怪物乙女④
◇
「結局、残りは取り逃がしたか」
ジュールが市場の残骸……とでも呼ぶべき場所でそう呟いた。
怪物騎士が駆け回ったせいで、市場のあった通りは局所的な台風でも来たかのような有り様になっていた。その瓦礫の渦のような場所に一体の怪物騎士が横たわっている。首には深々と勇者の剣が突き刺さっていた。
四体が同時に逃げようとした瞬間、ジュールが剣をぶん投げたのだ。それが怪物騎士の兜と鎧の隙間を突き、頸椎を綺麗に貫いていた。
(矢を少し取っておけばよかったか……)
ジュールはそう内省しながら、怪物から剣を引き抜いた。強まった雨が、剣にこびりついた血糊を流していく。ジュールは怪物の手にしていた聖剣も回収すると、少し離れたところに立つエルンを見た。
エルンはルクスとオウラの消えた方に顔を向けて立ち尽くしている。
ジュールは怪物の死体を火葬して、エルンに歩み寄った。
「お姉さま。追って来るなって、私を殺したくないからって……」
エルンはジュールを見上げると、困惑した表情で呟いた。
ジュールはそのちっこい頭をガシガシ撫でた。
「とにかく追うしかないだろう。パンドウラのこともあるし、確かめるにしても本人がいなければ始まらない。安心しろ。何があっても、お前が彼女に殺されることはない。俺が付いているからな」
「お姉さまのことは?」
「ギリギリまでは殺さない。だが、わかっているな?」
ジュールはそこで甘やかすことはできなかった。
悪神の怪物はすべて殺す。

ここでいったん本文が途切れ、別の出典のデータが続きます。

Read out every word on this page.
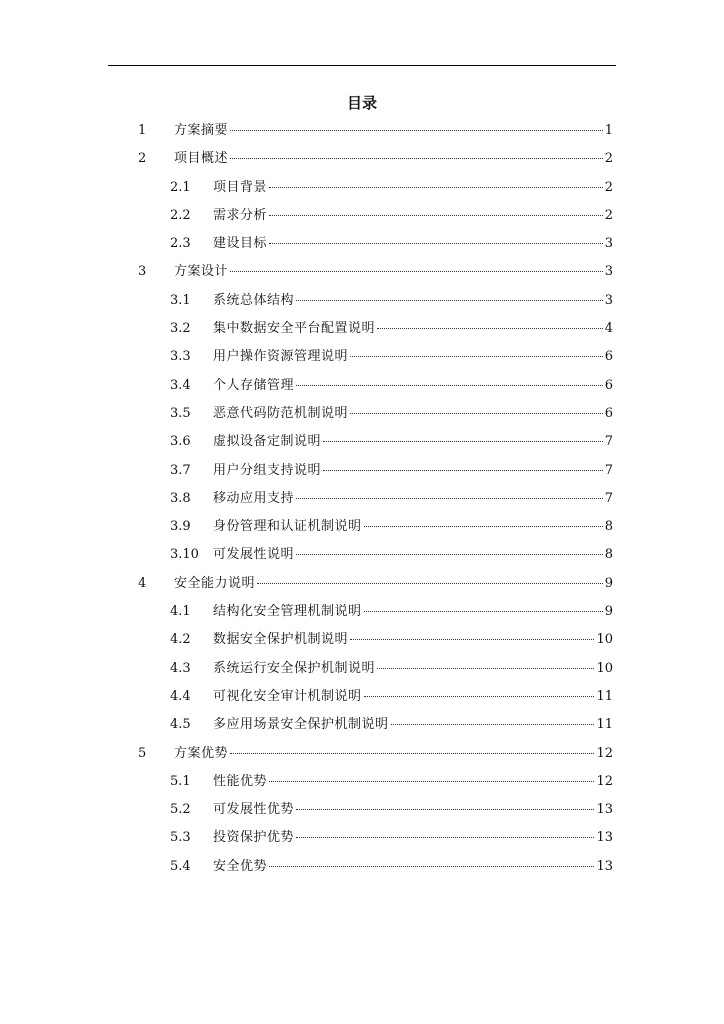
目录
1 方案摘要	1
2 项目概述	2
2.1 项目背景	2
2.2 需求分析	2
2.3 建设目标	3
3 方案设计	3
3.1 系统总体结构	3
3.2 集中数据安全平台配置说明	4
3.3 用户操作资源管理说明	6
3.4 个人存储管理	6
3.5 恶意代码防范机制说明	6
3.6 虚拟设备定制说明	7
3.7 用户分组支持说明	7
3.8 移动应用支持	7
3.9 身份管理和认证机制说明	8
3.10 可发展性说明	8
4 安全能力说明	9
4.1 结构化安全管理机制说明	9
4.2 数据安全保护机制说明	10
4.3 系统运行安全保护机制说明	10
4.4 可视化安全审计机制说明	11
4.5 多应用场景安全保护机制说明	11
5 方案优势	12
5.1 性能优势	12
5.2 可发展性优势	13
5.3 投资保护优势	13
5.4 安全优势	13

自分の幼馴染を、友の妹を、かつての仲間たちを、自らの手で討ってきたジュールが、その道を曲げることはできない。
オウラの心が、すでに怪物と化しているのなら――人を殺すことに何の躊躇も持たないというのなら、ジュールは殺す。妥協はない。
エルンはそんな彼の歩みを一番近くで見続けた人間だ。彼女自身、彼にその生き方を変えてもらいたくはなかった。

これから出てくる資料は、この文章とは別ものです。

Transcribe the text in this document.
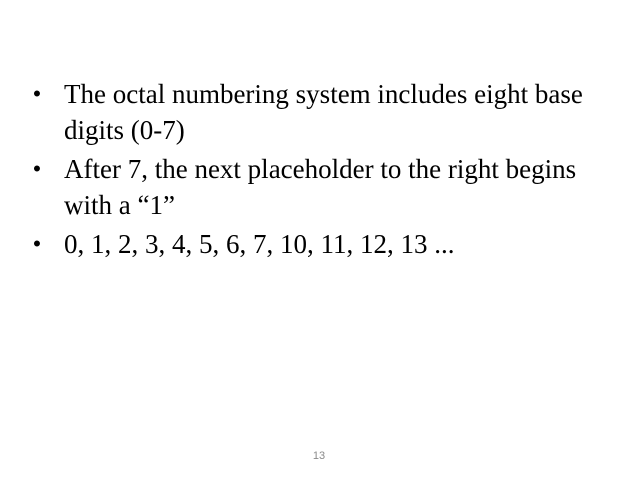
• The octal numbering system includes eight base digits (0-7)
• After 7, the next placeholder to the right begins with a “1”
• 0, 1, 2, 3, 4, 5, 6, 7, 10, 11, 12, 13 ...
13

「わかりました。それで充分です。ありがとうございます!」
そう言って、エルンは気持ちを切り替える。
もう浮かない顔はしていない。けれど、ジュールに手渡された聖剣を見て、彼女は堪え切れずに顔を伏せた。怪物騎士から回収された一振りの聖剣。
あまりにも出来過ぎていた。
エルンはその聖剣を抱えて、思わず嗚咽を漏らす。
「どうして今ここで、私の方に来ちゃうんですよぅ……」
それはすべてが真っ白な、細身のショートソードだ。
選ばれたものだけがその刃を輝かせることができるという第一級の聖剣。その輝きは使い手を守護し、あらゆる災いを跳ね除けると言われていた。
純ルナ鉱石製である、オリジナルセブンの一つ。
退魔剣〈オウラソード〉だった。
◇
オウラと三体の怪物騎士は、壁の向こうに消えた。
ジュールとエルンは、オウラの消えた路地を辿っている途中、意識を失っているルクスを発見して彼を保護した。数は減らしているとはいえ、食人屍が出る可能性のある場所に、意識のない少年を放置することはできなかったのだ。

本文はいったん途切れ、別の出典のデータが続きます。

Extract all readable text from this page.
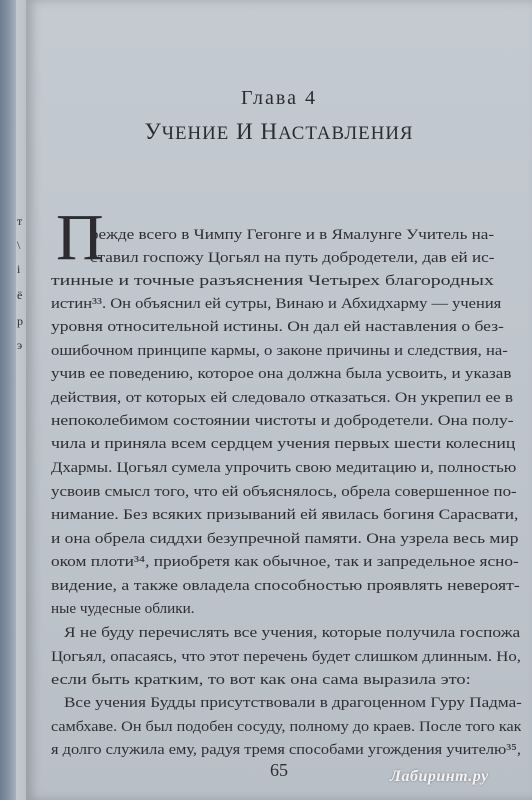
т
\
і
ё
р
э
Глава 4
УЧЕНИЕ И НАСТАВЛЕНИЯ
П
режде всего в Чимпу Гегонге и в Ямалунге Учитель на-
ставил госпожу Цогьял на путь добродетели, дав ей ис-
тинные и точные разъяснения Четырех благородных
истин³³. Он объяснил ей сутры, Винаю и Абхидхарму — учения
уровня относительной истины. Он дал ей наставления о без-
ошибочном принципе кармы, о законе причины и следствия, на-
учив ее поведению, которое она должна была усвоить, и указав
действия, от которых ей следовало отказаться. Он укрепил ее в
непоколебимом состоянии чистоты и добродетели. Она полу-
чила и приняла всем сердцем учения первых шести колесниц
Дхармы. Цогьял сумела упрочить свою медитацию и, полностью
усвоив смысл того, что ей объяснялось, обрела совершенное по-
нимание. Без всяких призываний ей явилась богиня Сарасвати,
и она обрела сиддхи безупречной памяти. Она узрела весь мир
оком плоти³⁴, приобретя как обычное, так и запредельное ясно-
видение, а также овладела способностью проявлять невероят-
ные чудесные облики.
Я не буду перечислять все учения, которые получила госпожа
Цогьял, опасаясь, что этот перечень будет слишком длинным. Но,
если быть кратким, то вот как она сама выразила это:
Все учения Будды присутствовали в драгоценном Гуру Падма-
самбхаве. Он был подобен сосуду, полному до краев. После того как
я долго служила ему, радуя тремя способами угождения учителю³⁵,
65	Лабиринт.ру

それに禁足地へと踏み込むなら、最低限の旅支度は必要だ。
剣一本であらゆる敵を斬り伏せる勇者も、剣一本では生きていけない。
ジュールとエルンは一度、保護したルクスを連れて黒鉄城に向い、そして、ジュールはダグファイアたちと再度合流すると、夜明け前には食人屍の掃討は完了した。